Force est néanmoins de constater que la détérioration du solde public se traduit, année après année, par une participation toujours plus importante des collectivités territoriales à l'effort budgétaire collectif.

Dès la loi de finances pour 2025, le Gouvernement est ainsi revenu sur un de ses engagements, la principale mesure d'économies touchant les collectivités territoriales étant un gel de la TVA versée à l'issue de diverses compensations, pour un impact estimé à 1,2 milliard d'euros.

Parmi les causes du dérapage budgétaire, on peut pointer l'extension de la suppression de la THRP aux 20 % des ménages les plus favorisés, qui a représenté une hausse de 80 % de l'allègement consenti, décision pleinement assumée en audition par les représentants de l'exécutif, qui ont mis en avant l'impact sur le pouvoir d'achat sans commenter son côté régressif.

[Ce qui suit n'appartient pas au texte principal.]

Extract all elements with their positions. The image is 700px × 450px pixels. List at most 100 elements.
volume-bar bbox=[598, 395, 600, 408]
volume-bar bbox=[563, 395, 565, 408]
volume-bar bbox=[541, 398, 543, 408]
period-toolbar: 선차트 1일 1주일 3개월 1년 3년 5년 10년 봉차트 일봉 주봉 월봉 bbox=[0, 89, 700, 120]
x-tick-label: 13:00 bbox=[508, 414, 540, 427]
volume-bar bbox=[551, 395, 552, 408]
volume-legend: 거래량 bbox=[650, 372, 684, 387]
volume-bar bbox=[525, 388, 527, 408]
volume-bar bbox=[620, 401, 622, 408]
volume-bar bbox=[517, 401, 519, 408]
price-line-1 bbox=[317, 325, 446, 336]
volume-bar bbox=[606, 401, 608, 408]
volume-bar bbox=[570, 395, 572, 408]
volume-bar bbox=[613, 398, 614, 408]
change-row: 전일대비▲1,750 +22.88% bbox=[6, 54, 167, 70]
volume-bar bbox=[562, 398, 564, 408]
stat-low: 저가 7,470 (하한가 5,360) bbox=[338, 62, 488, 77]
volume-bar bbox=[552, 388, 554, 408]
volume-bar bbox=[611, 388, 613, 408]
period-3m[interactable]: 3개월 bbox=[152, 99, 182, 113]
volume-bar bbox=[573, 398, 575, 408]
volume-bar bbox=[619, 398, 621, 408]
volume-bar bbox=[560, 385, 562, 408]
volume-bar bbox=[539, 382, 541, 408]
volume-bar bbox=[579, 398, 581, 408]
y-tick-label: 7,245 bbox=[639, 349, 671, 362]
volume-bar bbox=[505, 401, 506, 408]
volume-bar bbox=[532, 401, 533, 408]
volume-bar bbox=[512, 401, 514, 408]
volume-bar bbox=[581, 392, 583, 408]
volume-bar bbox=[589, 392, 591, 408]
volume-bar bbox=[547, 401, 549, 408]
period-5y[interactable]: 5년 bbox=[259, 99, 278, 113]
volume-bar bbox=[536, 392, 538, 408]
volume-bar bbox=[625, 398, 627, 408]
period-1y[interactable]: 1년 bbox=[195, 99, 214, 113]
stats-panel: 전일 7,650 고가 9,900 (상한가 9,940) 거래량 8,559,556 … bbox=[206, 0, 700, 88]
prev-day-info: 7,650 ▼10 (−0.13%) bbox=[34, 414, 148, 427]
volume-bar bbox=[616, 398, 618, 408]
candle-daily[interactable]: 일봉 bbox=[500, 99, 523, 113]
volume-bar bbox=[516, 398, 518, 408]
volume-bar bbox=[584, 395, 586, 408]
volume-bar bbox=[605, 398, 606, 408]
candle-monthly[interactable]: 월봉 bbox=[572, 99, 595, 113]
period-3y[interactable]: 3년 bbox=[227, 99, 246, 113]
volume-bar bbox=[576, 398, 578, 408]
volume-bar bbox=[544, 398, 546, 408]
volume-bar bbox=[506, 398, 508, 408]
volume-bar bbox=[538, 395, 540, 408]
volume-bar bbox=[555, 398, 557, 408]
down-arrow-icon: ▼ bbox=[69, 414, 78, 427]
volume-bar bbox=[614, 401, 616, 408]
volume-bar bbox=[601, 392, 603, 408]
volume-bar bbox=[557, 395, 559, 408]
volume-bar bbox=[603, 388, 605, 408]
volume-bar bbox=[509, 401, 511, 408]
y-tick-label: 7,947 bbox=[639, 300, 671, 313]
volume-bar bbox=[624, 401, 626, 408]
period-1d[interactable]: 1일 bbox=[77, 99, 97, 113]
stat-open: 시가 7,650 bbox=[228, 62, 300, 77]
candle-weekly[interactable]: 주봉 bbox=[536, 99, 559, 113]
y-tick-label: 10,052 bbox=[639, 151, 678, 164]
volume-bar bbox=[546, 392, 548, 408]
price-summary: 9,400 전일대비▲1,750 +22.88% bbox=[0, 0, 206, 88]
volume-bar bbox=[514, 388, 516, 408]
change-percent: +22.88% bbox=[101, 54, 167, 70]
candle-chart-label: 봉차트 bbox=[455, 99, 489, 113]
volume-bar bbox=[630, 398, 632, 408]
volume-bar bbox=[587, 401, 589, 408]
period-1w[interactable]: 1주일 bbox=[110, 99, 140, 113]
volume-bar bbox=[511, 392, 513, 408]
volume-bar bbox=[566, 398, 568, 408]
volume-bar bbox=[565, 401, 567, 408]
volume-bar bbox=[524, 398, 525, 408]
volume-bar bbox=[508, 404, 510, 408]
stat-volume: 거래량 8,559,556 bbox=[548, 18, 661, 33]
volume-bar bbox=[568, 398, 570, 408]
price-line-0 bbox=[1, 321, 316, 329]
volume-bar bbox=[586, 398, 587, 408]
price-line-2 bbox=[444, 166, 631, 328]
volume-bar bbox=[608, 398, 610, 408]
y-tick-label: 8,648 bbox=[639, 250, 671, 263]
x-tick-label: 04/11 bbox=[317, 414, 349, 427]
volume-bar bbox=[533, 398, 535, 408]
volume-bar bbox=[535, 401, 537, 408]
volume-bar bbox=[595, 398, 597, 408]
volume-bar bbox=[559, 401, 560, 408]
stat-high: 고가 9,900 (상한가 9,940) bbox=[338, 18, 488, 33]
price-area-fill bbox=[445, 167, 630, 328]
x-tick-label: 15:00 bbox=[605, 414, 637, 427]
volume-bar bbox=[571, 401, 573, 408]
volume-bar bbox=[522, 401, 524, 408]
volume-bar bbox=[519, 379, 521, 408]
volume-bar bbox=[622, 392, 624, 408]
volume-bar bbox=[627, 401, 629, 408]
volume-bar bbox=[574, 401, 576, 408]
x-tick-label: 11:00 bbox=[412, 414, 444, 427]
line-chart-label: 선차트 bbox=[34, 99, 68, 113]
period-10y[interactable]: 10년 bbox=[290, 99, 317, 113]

Les effets de ces réformes dépassent par ailleurs le simple aspect financier. En limitant le nombre de leviers fiscaux des collectivités, elles restreignent l'autonomie financière réelle des collectivités, les leviers restants ne pouvant être indéfiniment actionnés au risque de devenir confiscatoires. Elles cassent par ailleurs le lien contributif et opposent sur certains territoires les propriétaires et le reste de la population, suscitant défiance et incompréhension. Enfin, avec la perte de ressources fiscales, les collectivités ne tirent plus parti financièrement du développement économique et de la construction de logements sur leur territoire.

Ce diagnostic sévère rejoint malheureusement l'opinion dominante en matière de finances publiques locales, à savoir le constat d'un système à bout de souffle, l'héritage d'une succession de réformes progressivement oubliées, aujourd'hui illisibles et dont les effets s'éloignent chaque jour un peu plus de la réalité économique des territoires.

Recommandation n° 1

Redéfinir un système de financement des collectivités territoriales qui permette de garantir que les collectivités territoriales disposent de ressources suffisantes propres, en lien avec leurs compétences, et à la hauteur des charges qu'elles supportent (législateur).